Créateur d’expériences : Stéphane Vatinel, Sinny & Ooko

Stéphane Vatinel, Fondateur, Sinny & Okko

Pourriez-vous nous présenter votre parcours et Sinny & Okko ?

J’ai toujours aimé organiser des rencontres et je suis persuadé que les rencontres ont plus de sens quand elles sont faites autour d’événements artistiques ou culturels. J’ai fondé Sinny & Okko, créateur de lieu et événements. Notre objectif est de rassembler les cultures, les âges et de faire renaître des lieu grâce notamment à des événements. Après presque 10 000 événements organisés pendant une vingtaine d’années, j’ai créé sur commande un lieu qui m’a ouvert l’esprit. Nous voulions toucher 100% de la population sur tous les spectres d’âge, d’origine sociale et d’intérêt et aussi sortir de l’espace artistique et rentrer dans un sujet beaucoup plus largement culturel. C’est ainsi qu’est née la Recyclerie à la Porte de Clignancourt. Le Comptoir Général était une commande et la Recyclerie une transcription de quelque chose qui nous passionnait, c’est-à-dire les nouveaux comportements face à l’urgence sociale et climatique à laquelle nous sommes de plus en plus confrontés. Sept ans plus tard, la Recyclerie est quelque chose qui nous dépasse dans le bon sens du terme. Nous avons une demande énorme de la part de communes et de collectivités territoriales qui aimeraient elles aussi avoir leur propre Recyclerie. Tout ceci a été un énorme succès, ce qui nous amène aujourd’hui à créer la Cité Fertile et à avoir l’école des tiers-lieu. Depuis sept ans, il y a une appétence incroyable de la part de toutes les populations, qu’elles soient rurales, urbaines ou péri-urbaines, pour avoir une proposition qui soit un peu différente de ce que traditionnellement on pouvait leur proposer.

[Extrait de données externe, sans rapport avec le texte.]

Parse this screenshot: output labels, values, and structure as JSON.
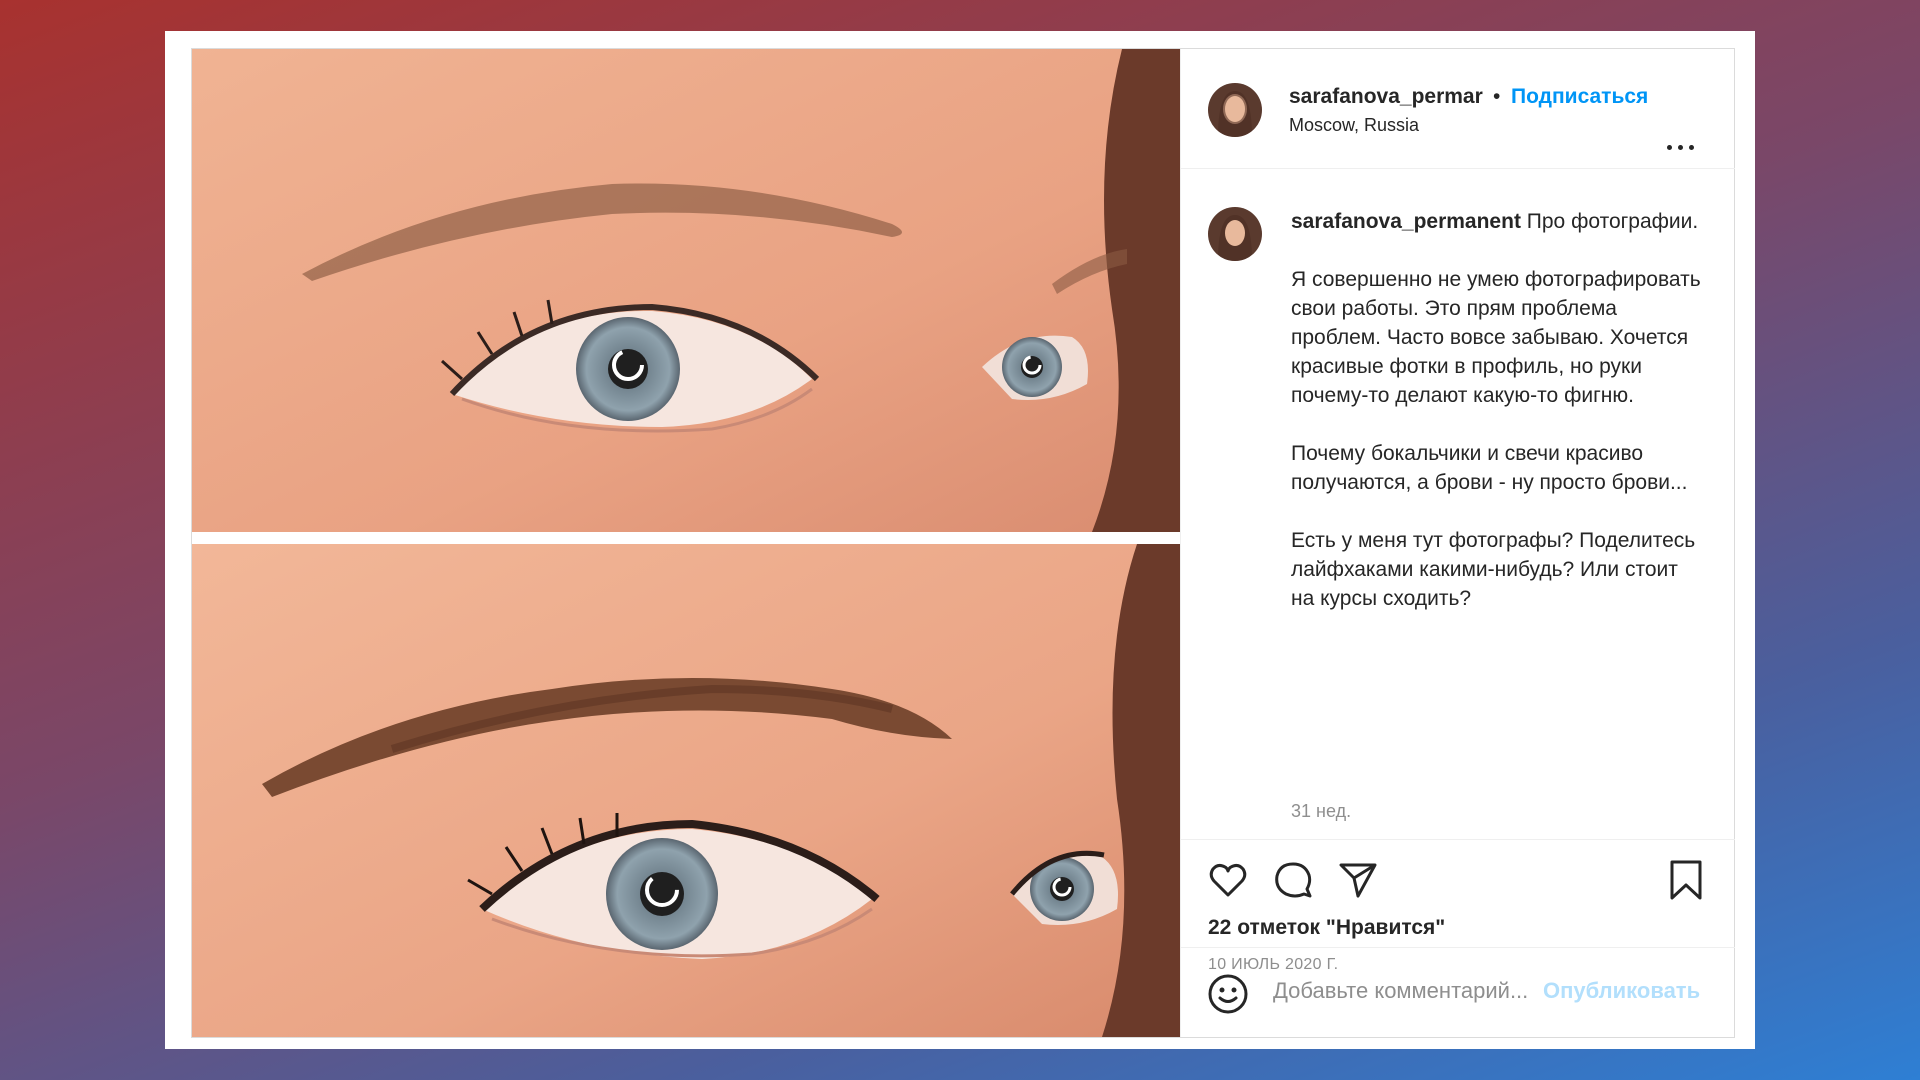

Qui a pensé et créé le concept de tiers-lieu ?

En 1987, c’est un américain qui pense la notion de third-place. Il définissait le tiers-lieu comme le troisième lieu de destination. Le premier c’est votre lieu d’habitation, le second votre lieu de travail et le troisième est un lieu de destination choisi dans lequel vous allez avoir une activité que vous pratiquez avec conviction. Nous ajoutons à cette définition plusieurs aspects : ce n’est ni un lieu d’habitation, ni un lieu de travail. Les gens viennent pour créer des espaces communs où ils vont pouvoir se rencontrer. Cela crée du lien social et c’est d’une importance capitale. La singularité du tiers-lieu est que c’est un espace qui a été délibérément choisi par ceux qui les pratiquent. 

Comment est née l’école des tiers-lieu ?

Quand nous avons monté la Recyclerie et la Cité fertile, beaucoup voulaient faire la même chose. C’est ce qui nous a amené à créer l’école des tiers-lieu où nous proposons une formation en 40 heures. Nous avons une session toutes les six semaines et c’est toujours complet ! 85 % de femmes font cette formation, 50 % viennent des régions et 50% d’Île-de-France. À terme, 50% des personnes ont envie d’exploiter un lieu et les autres sont des promoteurs et des collectivités territoriales.

Travaillez-vous avec des partenaires spécifiques ?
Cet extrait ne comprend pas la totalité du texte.